Gnanapragassam Vinayaga S, Bork Kaya, Galuska Christina E, Galuska Sebastian P, Glanz Dagobert, Nagasundaram Manimozhi, Bache Matthias, Vordermark Dirk, Kohla Guido, Kannicht Christoph, Schauer Roland, Horstkorte Rüdiger
Institute for Physiological Chemistry, Martin-Luther-University Halle-Wittenberg, Halle (Saale), Germany.
Institute of Biochemistry, Faculty of Medicine, University of Giessen, Giessen, Germany.
PLoS One. 2014 Aug 22;9(8):e105403. doi: 10.1371/journal.pone.0105403. eCollection 2014.
Sialic acids (Sia) represent negative-charged terminal sugars on most glycoproteins and glycolipids on the cell surface of vertebrates. Aberrant expression of tumor associated sialylated carbohydrate epitopes significantly increases during onset of cancer. Since Sia contribute towards cell migration ( = metastasis) and to chemo- and radiation resistance. Modulation of cellular Sia concentration and composition poses a challenge especially for neuroblastoma therapy, due to the high heterogeneity and therapeutic resistance of these cells. Here we propose that Metabolic Sia Engineering (MSE) is an effective strategy to reduce neuroblastoma progression and metastasis.

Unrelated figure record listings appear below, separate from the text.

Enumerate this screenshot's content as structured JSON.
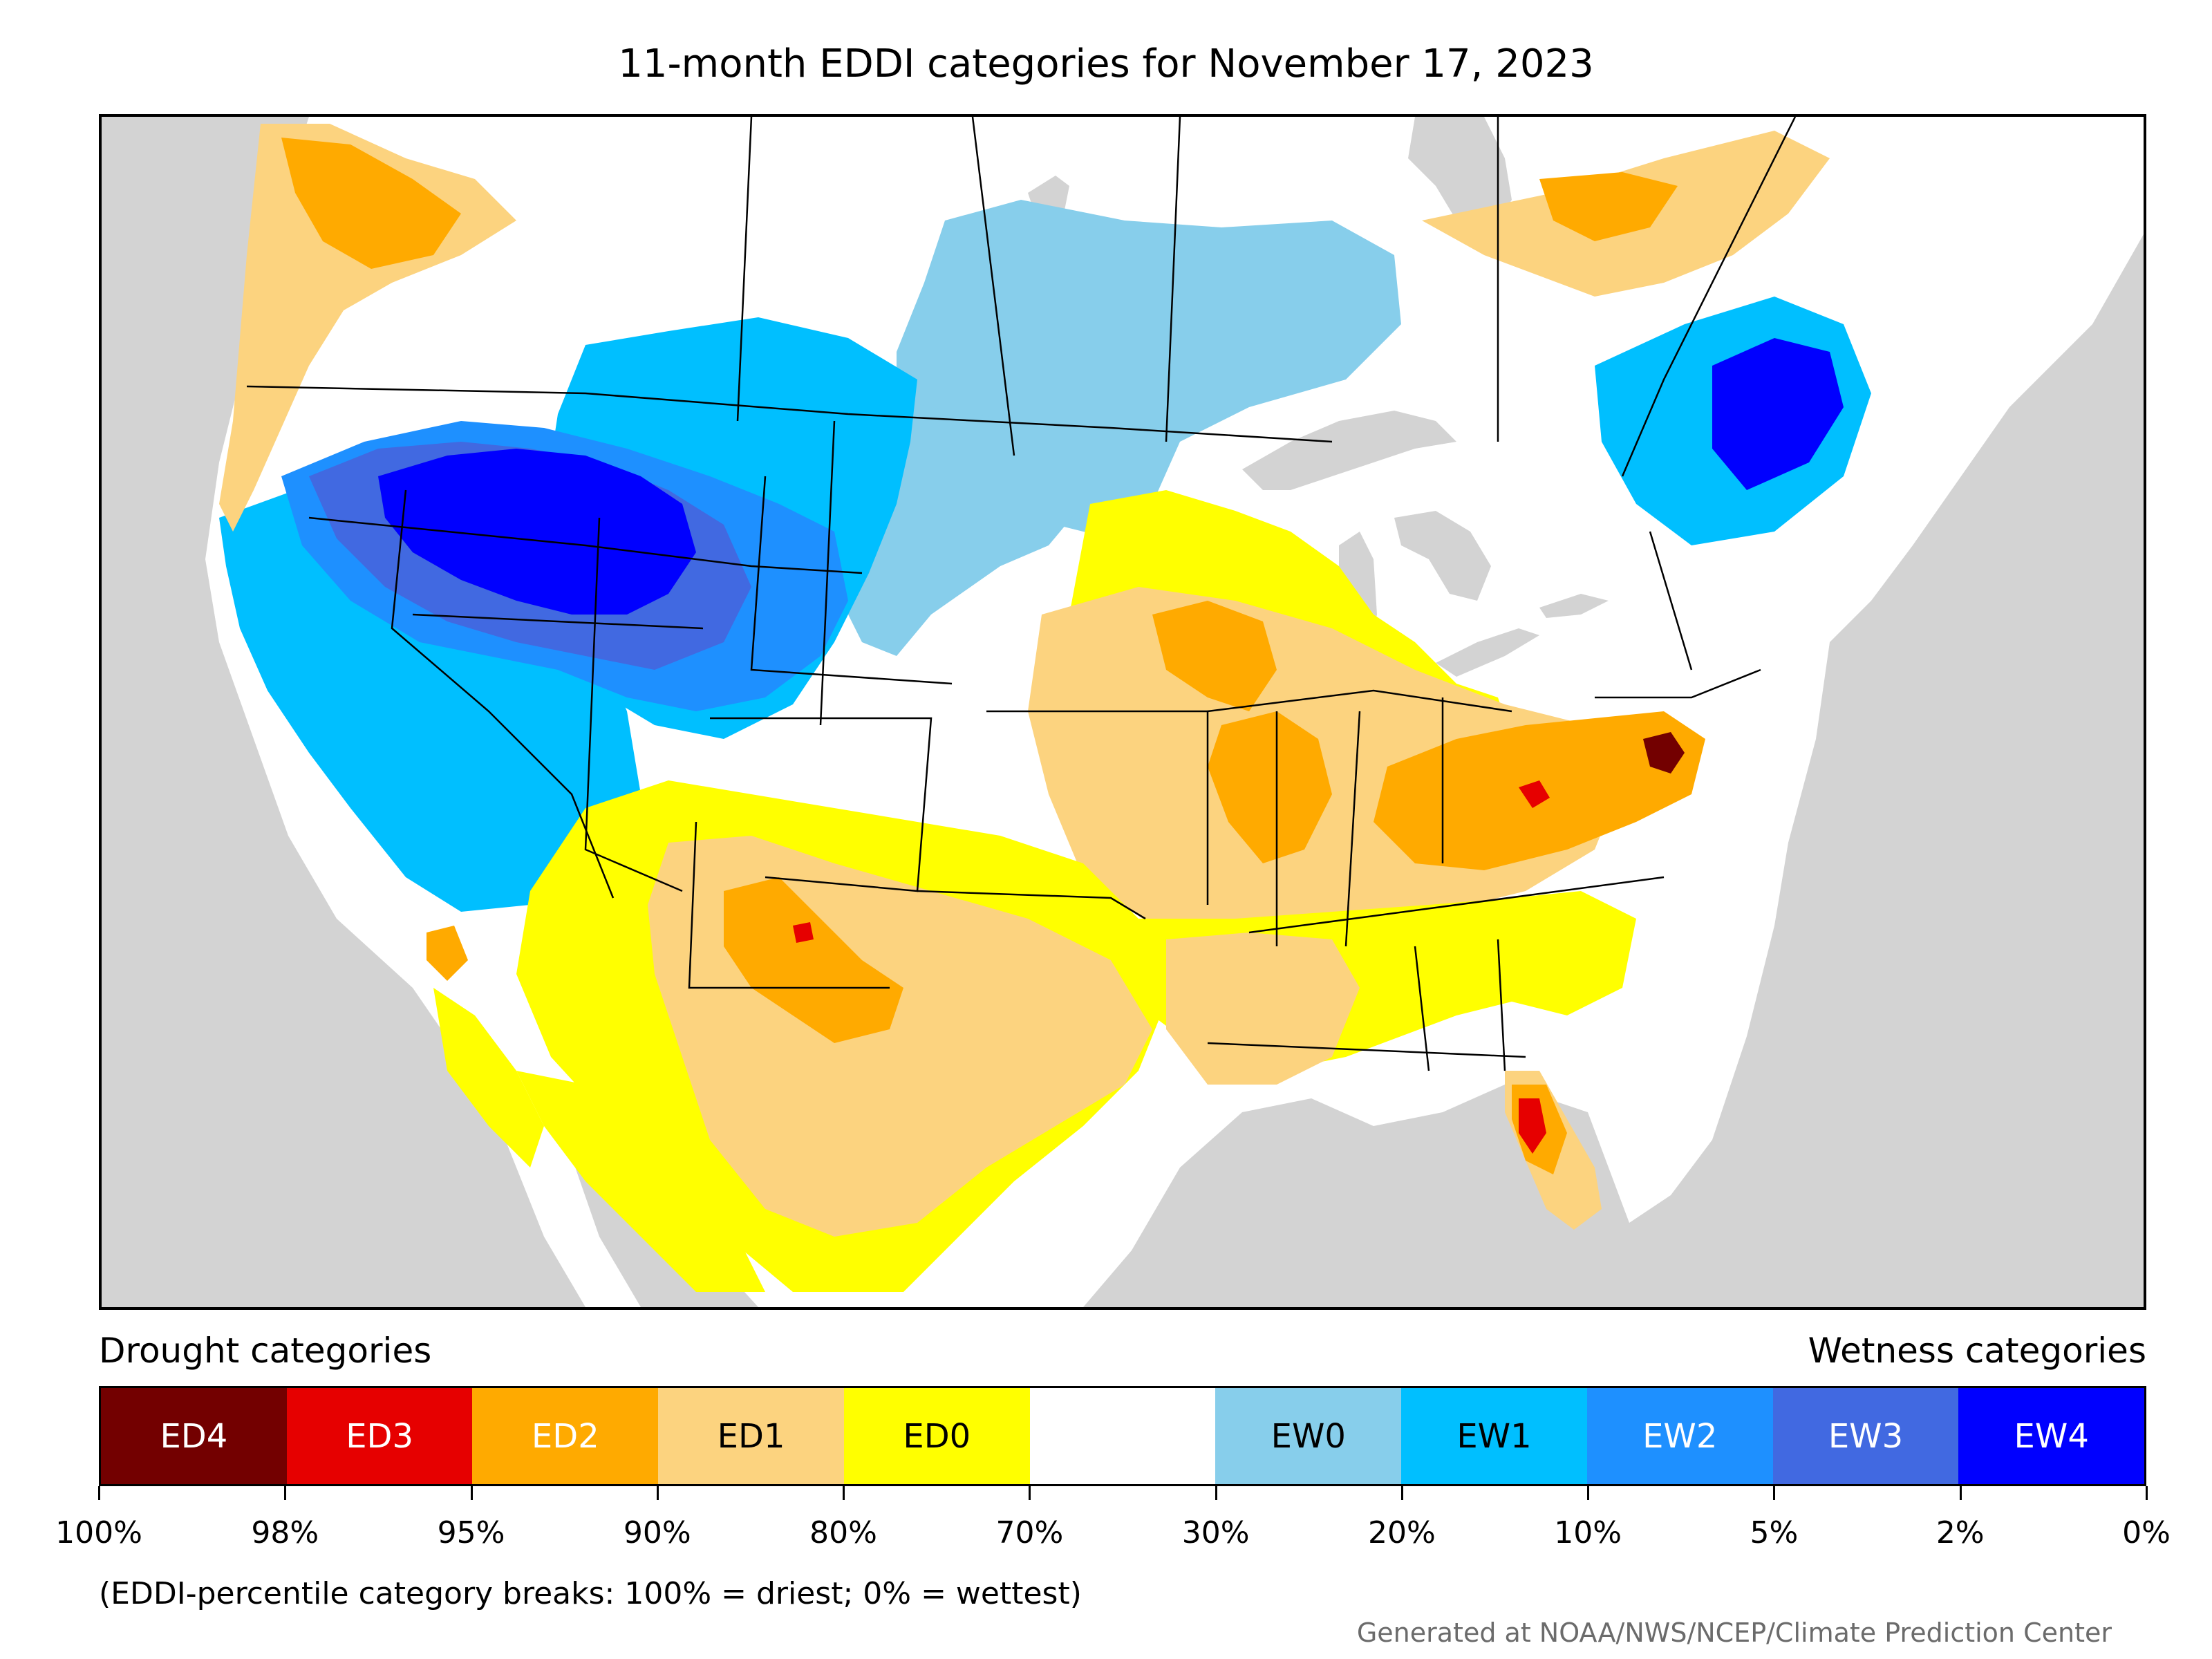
{
  "title": "11-month EDDI categories for November 17, 2023",
  "legend": {
    "drought_heading": "Drought categories",
    "wetness_heading": "Wetness categories",
    "categories": [
      {
        "label": "ED4",
        "color": "#730000",
        "text_color": "#ffffff"
      },
      {
        "label": "ED3",
        "color": "#e60000",
        "text_color": "#ffffff"
      },
      {
        "label": "ED2",
        "color": "#ffaa00",
        "text_color": "#ffffff"
      },
      {
        "label": "ED1",
        "color": "#fcd37f",
        "text_color": "#000000"
      },
      {
        "label": "ED0",
        "color": "#ffff00",
        "text_color": "#000000"
      },
      {
        "label": "",
        "color": "#ffffff",
        "text_color": "#000000"
      },
      {
        "label": "EW0",
        "color": "#87ceeb",
        "text_color": "#000000"
      },
      {
        "label": "EW1",
        "color": "#00bfff",
        "text_color": "#000000"
      },
      {
        "label": "EW2",
        "color": "#1e90ff",
        "text_color": "#ffffff"
      },
      {
        "label": "EW3",
        "color": "#4169e1",
        "text_color": "#ffffff"
      },
      {
        "label": "EW4",
        "color": "#0000ff",
        "text_color": "#ffffff"
      }
    ],
    "tick_labels": [
      "100%",
      "98%",
      "95%",
      "90%",
      "80%",
      "70%",
      "30%",
      "20%",
      "10%",
      "5%",
      "2%",
      "0%"
    ],
    "note": "(EDDI-percentile category breaks: 100% = driest; 0% = wettest)"
  },
  "credit": "Generated at NOAA/NWS/NCEP/Climate Prediction Center",
  "map": {
    "background_color": "#d3d3d3",
    "land_color": "#ffffff",
    "regions": [
      {
        "name": "pacific-northwest-coast",
        "category": "ED1"
      },
      {
        "name": "british-columbia-interior",
        "category": "ED2"
      },
      {
        "name": "great-basin-northern-rockies",
        "category": "EW4"
      },
      {
        "name": "california-nevada",
        "category": "EW1"
      },
      {
        "name": "montana-wyoming-plains",
        "category": "EW1"
      },
      {
        "name": "northern-plains",
        "category": "EW0"
      },
      {
        "name": "canadian-prairies",
        "category": "EW0"
      },
      {
        "name": "quebec-new-england",
        "category": "EW3"
      },
      {
        "name": "ontario-north",
        "category": "ED2"
      },
      {
        "name": "upper-midwest",
        "category": "ED0"
      },
      {
        "name": "corn-belt-ohio-valley",
        "category": "ED1"
      },
      {
        "name": "kentucky-virginia",
        "category": "ED2"
      },
      {
        "name": "virginia-hotspot",
        "category": "ED4"
      },
      {
        "name": "southern-plains-texas",
        "category": "ED1"
      },
      {
        "name": "new-mexico-west-texas",
        "category": "ED2"
      },
      {
        "name": "southeast-deep-south",
        "category": "ED0"
      },
      {
        "name": "florida-peninsula",
        "category": "ED2"
      },
      {
        "name": "florida-hotspot",
        "category": "ED3"
      },
      {
        "name": "northern-mexico",
        "category": "ED0"
      }
    ]
  }
}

Human neuroblastoma SH-SY5Y cells were treated with synthetic Sia precursors N-propanoyl mannosamine (ManNProp) or N-pentanoyl mannosamine (ManNPent). Total and Polysialic acids (PolySia) were investigated by high performance liquid chromatography. Cell surface polySia were examined by flow-cytometry. Sia precursors treated cells were examined for the migration, invasion and sensitivity towards anticancer drugs and radiation treatment.
Treatment of SH-SY5Y cells with ManNProp or ManNPent (referred as MSE) reduced their cell surface sialylation significantly. We found complete absence of polysialylation after treatment of SH-SY5Y cells with ManNPent. Loss of polysialylation results in a reduction of migration and invasion ability of these cells. Furthermore, radiation of Sia-engineered cells completely abolished their migration. In addition, MSE increases the cytotoxicity of anti-cancer drugs, such as 5-fluorouracil or cisplatin.
Metabolic Sia Engineering (MSE) of neuroblastoma cells using modified Sia precursors reduces their sialylation, metastatic potential and increases their sensitivity towards radiation or chemotherapeutics. Therefore, MSE may serve as an effective method to treat neuroblastoma.
唾液酸(Sia)是脊椎动物细胞表面大多数糖蛋白和糖脂上带负电荷的末端糖。肿瘤相关唾液酸化碳水化合物表位的异常表达在癌症发生过程中显著增加。由于唾液酸有助于细胞迁移(即转移)以及化疗和放疗抗性。调节细胞唾液酸浓度和组成尤其对神经母细胞瘤治疗构成挑战,因为这些细胞具有高度异质性和治疗抗性。在此,我们提出代谢性唾液酸工程(MSE)是一种减少神经母细胞瘤进展和转移的有效策略。
用人神经母细胞瘤SH-SY5Y细胞用合成唾液酸前体N-丙酰甘露糖胺(ManNProp)或N-戊酰甘露糖胺(ManNPent)处理。通过高效液相色谱法研究总唾液酸和多唾液酸(PolySia)。通过流式细胞术检测细胞表面多唾液酸。对用唾液酸前体处理的细胞进行迁移、侵袭以及对抗癌药物和放疗的敏感性检测。
用ManNProp或ManNPent(称为MSE)处理SH-SY5Y细胞可显著降低其细胞表面唾液酸化。我们发现用ManNPent处理SH-SY5Y细胞后完全没有多唾液酸化。多唾液酸化的丧失导致这些细胞的迁移和侵袭能力降低。此外,对经唾液酸工程改造的细胞进行辐射完全消除了它们的迁移能力。此外,MSE增加了抗癌药物如5-氟尿嘧啶或顺铂的细胞毒性。
使用修饰的唾液酸前体对神经母细胞瘤细胞进行代谢性唾液酸工程(MSE)可降低其唾液酸化、转移潜能,并增加其对放疗或化疗的敏感性。因此,MSE可能是一种治疗神经母细胞瘤的有效方法。